TOKYO: A Japanese rocket is set to blast off later Wednesday, carrying emergency supplies and an unmanned cargo vessel bound for the International Space Station.
The H-IIB rocket is set to lift off from the southern island of Tanegashima at 8:50 pm (1150 GMT) after the launch was postponed twice due to weather conditions, the Japan Aerospace Exploration Agency (JAXA) said.
Officials from the government run agency said the launch was still on schedule as of Wednesday afternoon.
The rocket will carry a 5.5-tonne cargo vessel called “kounotori” (stork in Japanese), which contains supplies including food, water, clothing and tools necessary for experiments to be done in space.
Television footage showed the rocket loaded with the cargo being erected at the launcher on Wednesday.

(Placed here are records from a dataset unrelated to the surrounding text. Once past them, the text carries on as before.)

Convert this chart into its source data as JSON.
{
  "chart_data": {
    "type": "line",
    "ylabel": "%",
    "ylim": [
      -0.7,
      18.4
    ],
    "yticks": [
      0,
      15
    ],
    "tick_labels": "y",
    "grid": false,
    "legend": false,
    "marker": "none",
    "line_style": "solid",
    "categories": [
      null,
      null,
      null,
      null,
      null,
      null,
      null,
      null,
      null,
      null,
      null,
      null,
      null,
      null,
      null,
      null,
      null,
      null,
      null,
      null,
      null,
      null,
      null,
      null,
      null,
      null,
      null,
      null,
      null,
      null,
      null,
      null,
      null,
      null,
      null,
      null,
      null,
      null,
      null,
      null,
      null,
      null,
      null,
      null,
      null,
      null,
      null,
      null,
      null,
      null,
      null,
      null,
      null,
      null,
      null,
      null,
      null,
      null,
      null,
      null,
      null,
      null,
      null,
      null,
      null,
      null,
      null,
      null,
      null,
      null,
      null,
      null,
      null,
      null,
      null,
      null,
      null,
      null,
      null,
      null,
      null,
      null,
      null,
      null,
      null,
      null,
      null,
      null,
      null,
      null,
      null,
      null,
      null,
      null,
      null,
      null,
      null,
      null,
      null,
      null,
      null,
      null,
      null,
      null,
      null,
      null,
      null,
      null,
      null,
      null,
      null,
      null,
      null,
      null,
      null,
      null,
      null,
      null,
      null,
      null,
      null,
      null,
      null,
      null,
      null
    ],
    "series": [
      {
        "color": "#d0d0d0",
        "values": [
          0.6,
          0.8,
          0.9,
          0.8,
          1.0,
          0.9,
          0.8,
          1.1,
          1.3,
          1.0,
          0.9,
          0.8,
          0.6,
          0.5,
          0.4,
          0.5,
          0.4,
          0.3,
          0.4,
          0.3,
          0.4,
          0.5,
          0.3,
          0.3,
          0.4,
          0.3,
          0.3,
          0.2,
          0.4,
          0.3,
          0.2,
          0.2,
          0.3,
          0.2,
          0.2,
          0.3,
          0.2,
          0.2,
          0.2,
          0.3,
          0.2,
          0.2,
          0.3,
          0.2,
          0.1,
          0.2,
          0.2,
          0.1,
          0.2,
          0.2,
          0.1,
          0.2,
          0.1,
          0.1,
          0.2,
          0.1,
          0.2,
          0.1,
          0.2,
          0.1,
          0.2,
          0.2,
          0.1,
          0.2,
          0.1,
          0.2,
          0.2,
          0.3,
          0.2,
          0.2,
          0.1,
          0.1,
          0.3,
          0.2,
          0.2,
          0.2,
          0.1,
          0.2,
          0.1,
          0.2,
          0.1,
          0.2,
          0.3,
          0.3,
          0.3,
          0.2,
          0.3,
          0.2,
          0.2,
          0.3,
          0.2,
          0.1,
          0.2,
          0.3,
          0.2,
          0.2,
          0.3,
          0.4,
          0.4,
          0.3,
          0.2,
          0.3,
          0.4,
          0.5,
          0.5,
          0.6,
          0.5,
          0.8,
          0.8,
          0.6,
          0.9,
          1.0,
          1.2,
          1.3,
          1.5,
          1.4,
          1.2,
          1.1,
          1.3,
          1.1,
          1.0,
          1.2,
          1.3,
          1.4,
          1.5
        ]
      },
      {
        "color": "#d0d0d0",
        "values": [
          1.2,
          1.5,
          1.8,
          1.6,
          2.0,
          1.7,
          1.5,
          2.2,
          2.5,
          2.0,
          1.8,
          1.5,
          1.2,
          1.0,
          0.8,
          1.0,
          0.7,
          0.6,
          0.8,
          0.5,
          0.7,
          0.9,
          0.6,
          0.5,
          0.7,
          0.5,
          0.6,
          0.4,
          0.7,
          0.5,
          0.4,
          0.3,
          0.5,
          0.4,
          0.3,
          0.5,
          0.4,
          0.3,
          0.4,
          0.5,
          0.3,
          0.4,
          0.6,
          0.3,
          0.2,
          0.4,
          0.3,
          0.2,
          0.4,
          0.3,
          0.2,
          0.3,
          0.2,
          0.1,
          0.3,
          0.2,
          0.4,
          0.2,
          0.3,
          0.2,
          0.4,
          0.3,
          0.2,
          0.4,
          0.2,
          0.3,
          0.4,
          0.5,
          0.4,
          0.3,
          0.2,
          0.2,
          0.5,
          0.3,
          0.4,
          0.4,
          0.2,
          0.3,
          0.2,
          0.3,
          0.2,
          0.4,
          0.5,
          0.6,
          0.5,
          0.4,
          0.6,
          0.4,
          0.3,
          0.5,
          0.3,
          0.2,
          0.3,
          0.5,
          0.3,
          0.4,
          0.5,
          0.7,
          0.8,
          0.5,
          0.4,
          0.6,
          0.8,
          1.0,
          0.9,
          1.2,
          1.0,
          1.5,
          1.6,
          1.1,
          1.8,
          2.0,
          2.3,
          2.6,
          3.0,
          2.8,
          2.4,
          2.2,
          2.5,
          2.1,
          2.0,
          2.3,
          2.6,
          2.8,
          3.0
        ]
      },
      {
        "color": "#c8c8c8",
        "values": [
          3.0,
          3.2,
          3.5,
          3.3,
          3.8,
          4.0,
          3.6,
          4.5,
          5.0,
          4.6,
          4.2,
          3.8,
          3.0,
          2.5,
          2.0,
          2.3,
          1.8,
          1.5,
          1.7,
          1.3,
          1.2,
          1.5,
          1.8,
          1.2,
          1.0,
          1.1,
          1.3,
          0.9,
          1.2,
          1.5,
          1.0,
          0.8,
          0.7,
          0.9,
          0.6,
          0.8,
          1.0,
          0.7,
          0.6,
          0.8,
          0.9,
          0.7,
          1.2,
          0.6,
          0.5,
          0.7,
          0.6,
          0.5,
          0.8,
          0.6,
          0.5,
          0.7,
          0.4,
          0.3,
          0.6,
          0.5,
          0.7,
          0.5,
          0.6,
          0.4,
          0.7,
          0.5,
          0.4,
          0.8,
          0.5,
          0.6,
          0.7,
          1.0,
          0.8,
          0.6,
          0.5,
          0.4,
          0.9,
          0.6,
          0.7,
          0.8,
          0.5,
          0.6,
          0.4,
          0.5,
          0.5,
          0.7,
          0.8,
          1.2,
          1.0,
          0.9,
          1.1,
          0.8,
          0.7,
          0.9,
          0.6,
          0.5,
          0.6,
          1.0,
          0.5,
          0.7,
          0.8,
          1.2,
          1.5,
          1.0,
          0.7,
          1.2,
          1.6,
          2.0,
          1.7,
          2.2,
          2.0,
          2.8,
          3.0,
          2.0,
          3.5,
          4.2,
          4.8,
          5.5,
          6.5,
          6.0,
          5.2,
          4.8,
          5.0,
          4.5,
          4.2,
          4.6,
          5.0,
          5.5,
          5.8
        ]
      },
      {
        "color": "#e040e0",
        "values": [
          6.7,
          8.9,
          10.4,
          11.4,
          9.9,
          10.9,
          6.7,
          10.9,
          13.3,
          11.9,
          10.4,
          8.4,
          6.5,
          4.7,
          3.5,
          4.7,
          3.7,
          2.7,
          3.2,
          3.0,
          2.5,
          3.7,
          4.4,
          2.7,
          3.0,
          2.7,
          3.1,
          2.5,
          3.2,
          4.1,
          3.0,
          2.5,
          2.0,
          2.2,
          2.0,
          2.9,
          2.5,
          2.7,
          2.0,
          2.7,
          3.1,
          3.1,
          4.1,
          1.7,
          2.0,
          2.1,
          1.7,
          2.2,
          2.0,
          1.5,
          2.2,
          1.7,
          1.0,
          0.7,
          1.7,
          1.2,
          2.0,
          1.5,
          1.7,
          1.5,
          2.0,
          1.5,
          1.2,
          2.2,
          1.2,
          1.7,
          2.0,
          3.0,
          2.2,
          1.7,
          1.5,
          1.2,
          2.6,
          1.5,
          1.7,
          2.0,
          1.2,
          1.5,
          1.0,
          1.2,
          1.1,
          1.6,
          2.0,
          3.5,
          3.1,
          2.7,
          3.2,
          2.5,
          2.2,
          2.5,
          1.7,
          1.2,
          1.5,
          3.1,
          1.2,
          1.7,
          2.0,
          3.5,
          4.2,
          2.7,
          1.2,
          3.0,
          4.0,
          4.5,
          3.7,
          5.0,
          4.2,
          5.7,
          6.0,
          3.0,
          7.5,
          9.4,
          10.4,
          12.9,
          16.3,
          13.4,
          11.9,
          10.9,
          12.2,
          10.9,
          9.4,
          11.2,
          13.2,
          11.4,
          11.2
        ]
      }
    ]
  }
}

The mission should reach the International Space Station, where Japanese astronaut Kimiya Yui is staying, on August 24.
Yui has been tasked with catching the cargo vessel with robotic arms and then affixing it to the space station.

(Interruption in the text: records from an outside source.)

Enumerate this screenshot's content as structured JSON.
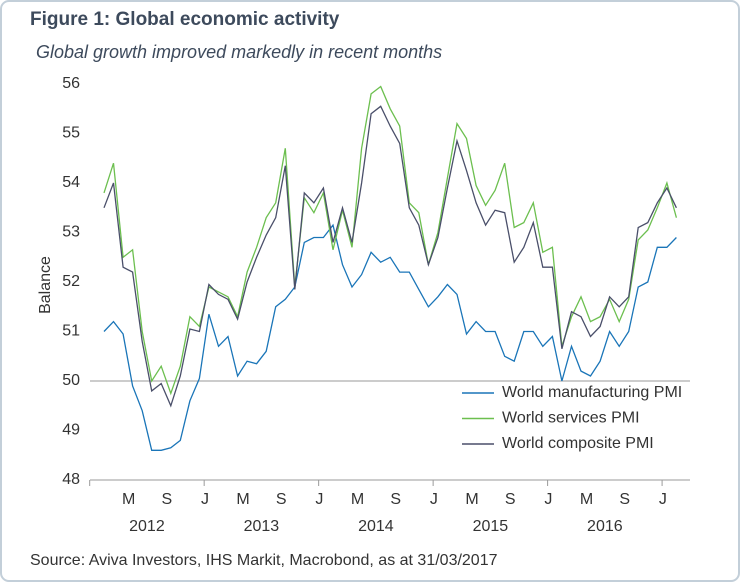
{
  "chart_data": {
    "type": "line",
    "title": "Figure 1: Global economic activity",
    "subtitle": "Global growth improved markedly in recent months",
    "y_label": "Balance",
    "source": "Source: Aviva Investors, IHS Markit, Macrobond, as at 31/03/2017",
    "categories": [
      null,
      null,
      null,
      "M",
      null,
      null,
      null,
      "S",
      null,
      null,
      null,
      "J",
      null,
      null,
      null,
      "M",
      null,
      null,
      null,
      "S",
      null,
      null,
      null,
      "J",
      null,
      null,
      null,
      "M",
      null,
      null,
      null,
      "S",
      null,
      null,
      null,
      "J",
      null,
      null,
      null,
      "M",
      null,
      null,
      null,
      "S",
      null,
      null,
      null,
      "J",
      null,
      null,
      null,
      "M",
      null,
      null,
      null,
      "S",
      null,
      null,
      null,
      "J",
      null
    ],
    "x_groups": [
      "2012",
      "2013",
      "2014",
      "2015",
      "2016"
    ],
    "ylim": [
      48,
      56
    ],
    "yticks": [
      48,
      49,
      50,
      51,
      52,
      53,
      54,
      55,
      56
    ],
    "reference_line": 50,
    "legend": "bottom-right",
    "series": [
      {
        "name": "World manufacturing PMI",
        "color": "#1a75b8",
        "values": [
          51.0,
          51.2,
          50.95,
          49.9,
          49.4,
          48.6,
          48.6,
          48.65,
          48.8,
          49.6,
          50.05,
          51.35,
          50.7,
          50.9,
          50.1,
          50.4,
          50.35,
          50.6,
          51.5,
          51.65,
          51.9,
          52.8,
          52.9,
          52.9,
          53.15,
          52.35,
          51.9,
          52.15,
          52.6,
          52.4,
          52.5,
          52.2,
          52.2,
          51.85,
          51.5,
          51.7,
          51.95,
          51.75,
          50.95,
          51.2,
          51.0,
          51.0,
          50.5,
          50.4,
          51.0,
          51.0,
          50.7,
          50.9,
          50.0,
          50.7,
          50.2,
          50.1,
          50.4,
          51.0,
          50.7,
          51.0,
          51.9,
          52.0,
          52.7,
          52.7,
          52.9
        ]
      },
      {
        "name": "World services PMI",
        "color": "#6cbf4f",
        "values": [
          53.8,
          54.4,
          52.5,
          52.65,
          51.0,
          50.0,
          50.3,
          49.75,
          50.3,
          51.3,
          51.1,
          51.9,
          51.8,
          51.7,
          51.3,
          52.2,
          52.7,
          53.3,
          53.6,
          54.7,
          51.9,
          53.7,
          53.4,
          53.8,
          52.65,
          53.45,
          52.7,
          54.7,
          55.8,
          55.95,
          55.5,
          55.15,
          53.6,
          53.4,
          52.35,
          53.0,
          54.1,
          55.2,
          54.9,
          53.95,
          53.55,
          53.85,
          54.4,
          53.1,
          53.2,
          53.6,
          52.6,
          52.7,
          50.7,
          51.3,
          51.7,
          51.2,
          51.3,
          51.65,
          51.2,
          51.65,
          52.85,
          53.05,
          53.5,
          54.0,
          53.3
        ]
      },
      {
        "name": "World composite PMI",
        "color": "#4a4f6a",
        "values": [
          53.5,
          54.0,
          52.3,
          52.2,
          50.8,
          49.8,
          49.95,
          49.5,
          50.1,
          51.05,
          51.0,
          51.95,
          51.75,
          51.65,
          51.25,
          52.0,
          52.5,
          52.95,
          53.3,
          54.35,
          51.85,
          53.8,
          53.6,
          53.9,
          52.8,
          53.5,
          52.8,
          54.0,
          55.4,
          55.55,
          55.15,
          54.8,
          53.5,
          53.15,
          52.35,
          52.9,
          53.9,
          54.85,
          54.25,
          53.6,
          53.15,
          53.45,
          53.4,
          52.4,
          52.7,
          53.2,
          52.3,
          52.3,
          50.65,
          51.4,
          51.3,
          50.9,
          51.1,
          51.7,
          51.5,
          51.7,
          53.1,
          53.2,
          53.6,
          53.9,
          53.5
        ]
      }
    ]
  }
}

The rocket will also carry parts for a water recycling system, after US-based NASA asked its Japanese counterparts to include them as “emergency materials” in the cargo following the failure in June to launch a US Falcon 9 rocket.
The unmanned SpaceX rocket exploded minutes after lift off from Cape Canaveral, Florida, marking a major setback for the fast-charging company headed by technology tycoon Elon Musk.
The accident was the third in less than a year involving US and Russian supply ships bound for the International Space Station, and raised new concerns about the flow of food and gear to the astronauts living in orbit.